So here’s what I love about touring – you never, ever know what’s going to happen. Today was no exception.
Team Blueberry never showed up at the yurt, so we had a quiet night, falling asleep long before it actually got dark and sleeping like babies until the resident bluebird decided it was time to get up. He announced this by repeatedly flying against the windows at approximately 30 second intervals. This went on all morning…the alarm clock that you can’t shut off.
I got the fire going again and we indulged in not only hot chocolate but TWO cups of tea made on the propane stove. Luxury. We did all the chores – collect kindling, chop wood, get more water, pack bikes – and pondered our route down the mountain to Lake City.

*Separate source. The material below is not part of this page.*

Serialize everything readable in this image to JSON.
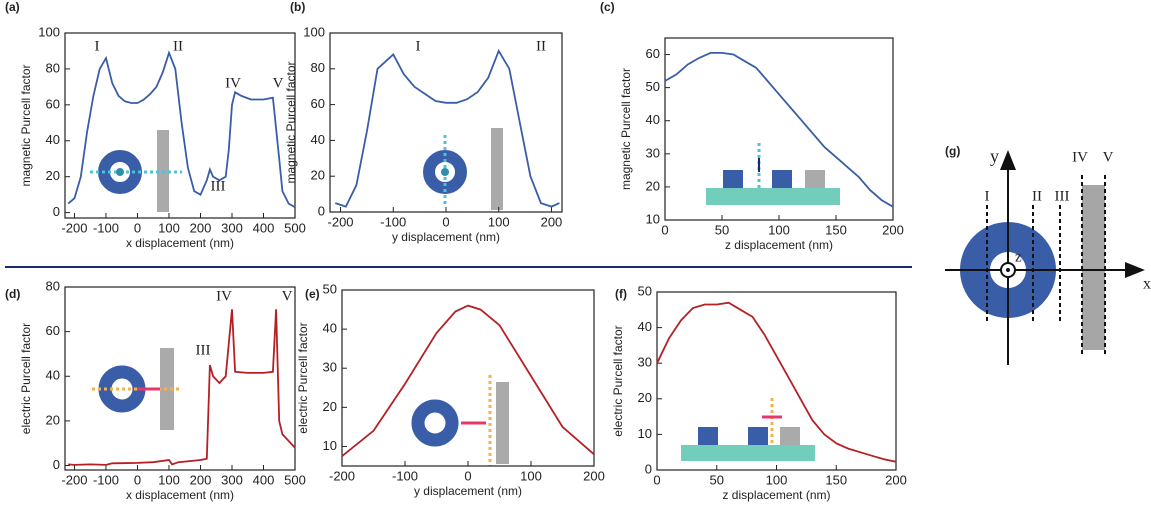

We had two options – follow the CT for a few miles and drop down a dirt road, or gamble on a trail that dropped straight from the yurt and ended up 2,500 feet down on the valley floor. Given our history with random trails, we were hesitant when we first got to the yurt.
By morning, there wasn’t really a question.
When Scott brought up the issue, I told him, “There’s no point in even discussing this, we both know we’re going to take the trail.”
Something was going to happen.
We couldn’t find the entrance to it at first, but after some wandering around, we found a trail diving into the woods. What followed was six miles of mountain bike bliss.
Swoopy trails through aspen groves. Beautifully built switchbacks. Perfect bikepacking tech level.
We kept waiting for it to go to shit, but as we got closer to the bottom, we realized we’d stumbled upon one of the best descents we’d ever ridden in CO, and we’d never heard of it. Camp Trail. Have you?
At the bottom, all that remained between us and Lake City was an easy, downhill road pedal. We couldn’t stop grinning. So much better than CLIMBING on the CT and then going down a road.
We gambled. We won. We were stoked.
We headed straight to the TicToc diner for the best french toast and bacon that we’ve found this trip. The huevos rancheros were delicious too.
Then on to the Raven’s Rest hostel where we found 10 or so thru hikers taking zero days. Many of them we’d met at Ghost Ranch and had gotten ahead of us during our Durango layover. Trouble and The Dude we’d met just past the Gila way down in southern NM. Beards were longer. Clothing a little more worn. It was fun to catch up.
As happens on most down days, I’m not really sure where the afternoon went. A trip to the ice cream parlor for sundaes was definitely in there…but not a whole lot else. So now we’re well-fed, stocked up on food needed to get to Salida, and debating on whether we want to stay here another night or not.
But after two short-ish days, we’re feeling pretty good so we’ll probably push on with more good weather for the next three days.